A former Obama-era Justice Department official long suspected of trying to shut down the FBI’s probe of the Clinton Foundation ahead of the 2016 election has been named a key member of Joseph R. Biden’s Justice transition team.
The inclusion of Matthew Axelrod has raised concerns that the presumptive president-elect is filling his Justice Department team with partisans, undercutting his pledge to reach across the aisle.
Also on the team is Barbara McQuade, a former federal prosecutor in Michigan under President Obama, who has been an outspoken critic of Attorney General William P. Barr.
But it is Mr. Axelrod who drew fire from conservatives in the spring of 2018 after a damning inspector general’s revealed details on the FBI’s probe of Bill and Hillary Clinton’s foundation, where huge financial contributions from foreign countries raised questions about influence peddling by the former secretary of state and then-presidential candidate.
According to the report, ex-FBI Deputy Director Andrew McCabe fielded a phone call in August 2016 from a high-ranking, “very pissed” Justice Department official who demanded to know why the bureau was still pursuing the Clinton Foundation when Justice considered the case dormant.
The call came just months before the 2016 presidential election that was expected to elevate Mrs. Clinton to the White House.
Although the inspector general did not identify the official, sources at the time identified him to The Washington Times as Mr. Axelrod.
The inspector general did identify the official as the principal associate deputy attorney general, the title Mr. Axelrod held at the time of the phone call.
Neither Mr. Axelrod nor the Biden campaign responded to requests for comment.
Mr. McCabe thought the call was out of bounds, according to the report.He told the inspector general that during the Aug. 12, 2016, call the principal associate deputy attorney general expressed concerns about FBI agents taking overt steps in the Clinton Foundation investigation during the presidential campaign.
“According to McCabe, he pushed back, asking ’are you telling me that I need to shut down a validly predicated investigation?’” the report said. “McCabe told us that the conversation was ’very dramatic’ and he never had a similar confrontation like the PADAG call with a high-level department official in his entire FBI career.”
In a footnote to the report, the inspector general says the Justice official agreed with the description of the call but objected to seeing that “the Bureau was trying to spin this conversation as some evidence of political interference, which was totally unfair.
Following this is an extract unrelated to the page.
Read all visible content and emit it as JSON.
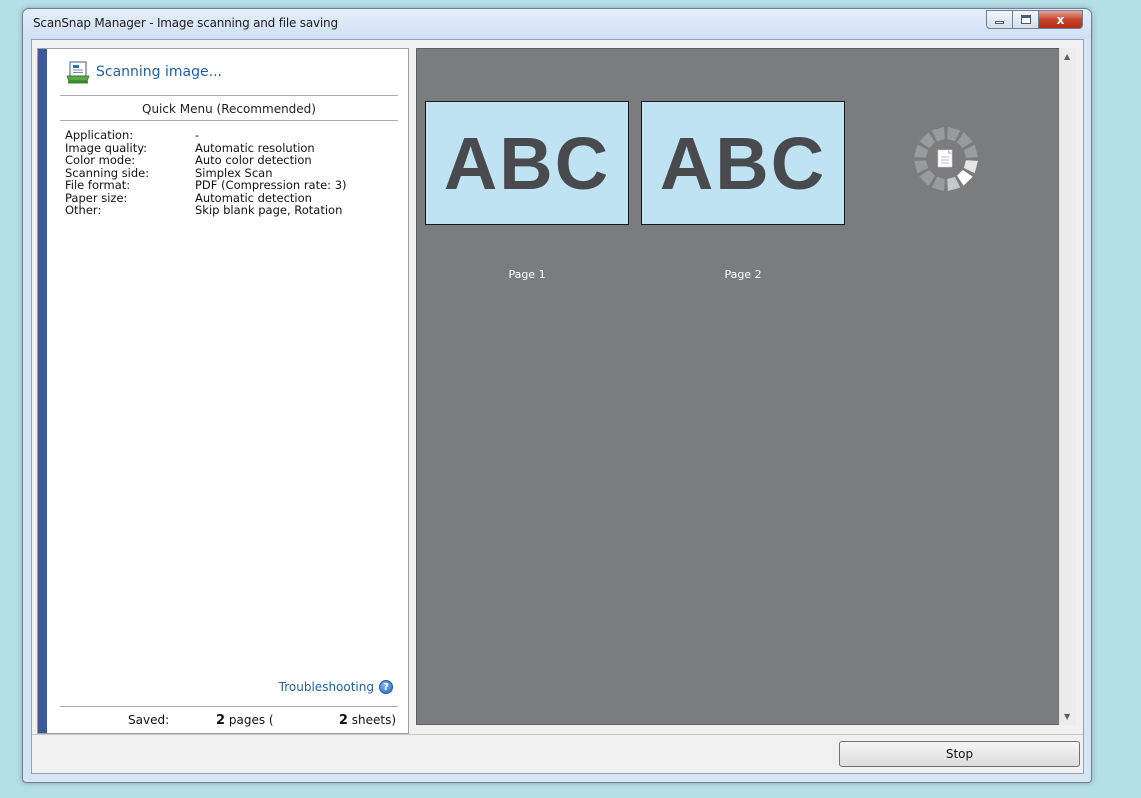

“The revelation sparked fury on Capitol Hill.
Then-House Judiciary Committee Chairman Bob Goodlatte, Virginia Republican, urged former Attorney General Jeff Sessions to investigate the allegations.
“At a minimum, the allegations deserve further scrutiny to determine whether the FBI was hampered in any way by top officials at the Justice Department,” Mr. Goodlatte wrote to Mr. Sessions.
Mr. Goodlatte said there are indications that Mr. Axelrod was the official.
“It appears that the PADAG was at the very least inquiring into why the FBI was pursuing a case against the Clinton Foundation during the election, and at worst, attempting to improperly and illegally influence the status of an ongoing investigation for purely partisan purposes,” he wrote.
It is not clear if the Justice Department ever opened an investigation into the phone or call. Neither Mr. Goodlatte nor the Justice Department responded to requests for comment.